MOBILE — The Ann Bedsole campaign for mayor staged the grand opening of its main headquarters on Monday, June 13, 2005, from 5:30 to 7 p.m., in the strip shopping center at the northwest corner of University Boulevard and Cottage Hill Road.
The event was pitched to families as much as to activists: mini-hamburgers, mini-hot dogs, soft drinks, balloons and an inflatable Space Walk. The campaign said it would also establish satellite offices around the city for the convenience of prospective voters — a signal of the scale of the operation Bedsole intended to run.
The message she was carrying
In public appearances over the preceding month, Bedsole had worked to sharpen what a Bedsole administration in City Hall would actually mean, and the answer she gave was a careful balancing act.
She was an ally and staunch supporter of the outgoing four-term mayor, Mike Dow, and she regularly praised the initiatives of recent years that had begun to revitalize the city — the downtown investment, the convention center, the civic projects that had reshaped Mobile’s self-image during the 1990s. She was not running against that record.
What she was running against was its cost. Her campaign argued for fiscal conservatism and a likely trimming of the administrative overhead of city government. Specifically, Bedsole pledged to:
- Bolster the police department, which she described as undermanned.
- Restore merit raises for city employees.
- Reduce the sales tax, warning that without a cut, businesses would continue fleeing Mobile’s city limits for the suburbs and unincorporated county.
- Trim administrative costs in city government.
Bedsole described herself as a believer in supply-side economics — the proposition, as she framed it, that lower taxes and increased revenues can and do go hand in hand.
The sales tax problem
That last plank was not an abstraction in Mobile in 2005. The city’s sales tax rate had become a recurring complaint from retailers, who argued that shoppers and businesses alike were simply crossing the line into unincorporated Mobile County or over the bay into fast-growing Baldwin County. Sales taxes were, and remain, the backbone of municipal revenue in Alabama, which lacks the property tax base that funds cities in most other states. That structural fact makes any Alabama mayor’s budget unusually dependent on retail activity within the city limits — and unusually vulnerable when that activity moves a few miles away.
A candidate promising both a tax cut and more police officers was therefore making a bet that growth would cover the difference. Bedsole made that bet explicitly.
The candidate and the race
Bedsole was a former state senator with deep roots in Mobile’s civic and philanthropic life, and she had been the first Republican woman elected to the Alabama Legislature. She had also run for governor in the 1994 Republican primary, and her enthusiasm for the party had been the subject of periodic debate among GOP activists ever since.
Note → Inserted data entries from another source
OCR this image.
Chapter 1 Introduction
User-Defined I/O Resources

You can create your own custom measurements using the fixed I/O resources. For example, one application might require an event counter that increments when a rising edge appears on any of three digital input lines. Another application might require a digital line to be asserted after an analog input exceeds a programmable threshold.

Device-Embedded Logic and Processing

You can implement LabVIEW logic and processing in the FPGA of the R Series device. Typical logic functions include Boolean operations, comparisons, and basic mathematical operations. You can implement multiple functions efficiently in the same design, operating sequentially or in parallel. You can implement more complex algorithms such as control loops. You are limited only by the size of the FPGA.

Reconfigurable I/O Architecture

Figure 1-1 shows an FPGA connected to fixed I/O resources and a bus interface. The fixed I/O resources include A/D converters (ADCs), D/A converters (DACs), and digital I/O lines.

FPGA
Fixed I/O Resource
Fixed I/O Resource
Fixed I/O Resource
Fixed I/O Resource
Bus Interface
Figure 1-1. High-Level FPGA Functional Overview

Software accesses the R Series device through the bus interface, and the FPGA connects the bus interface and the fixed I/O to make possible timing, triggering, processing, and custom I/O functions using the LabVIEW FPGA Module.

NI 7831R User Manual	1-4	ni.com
She was one of four principal candidates in the Aug. 23, 2005, municipal election, the first open contest for mayor since 1989. The others were Mobile County Commissioner Sam Jones, City Councilman John Peavy and former Councilwoman Bess Rich.
Jones won the election, becoming the first Black mayor in the city’s history, and served two terms.
The headquarters opening captures something about how city campaigns worked in that era: a strip mall storefront on a busy west Mobile corner, a Space Walk in the parking lot, and a candidate explaining supply-side economics over a plate of mini-hot dogs.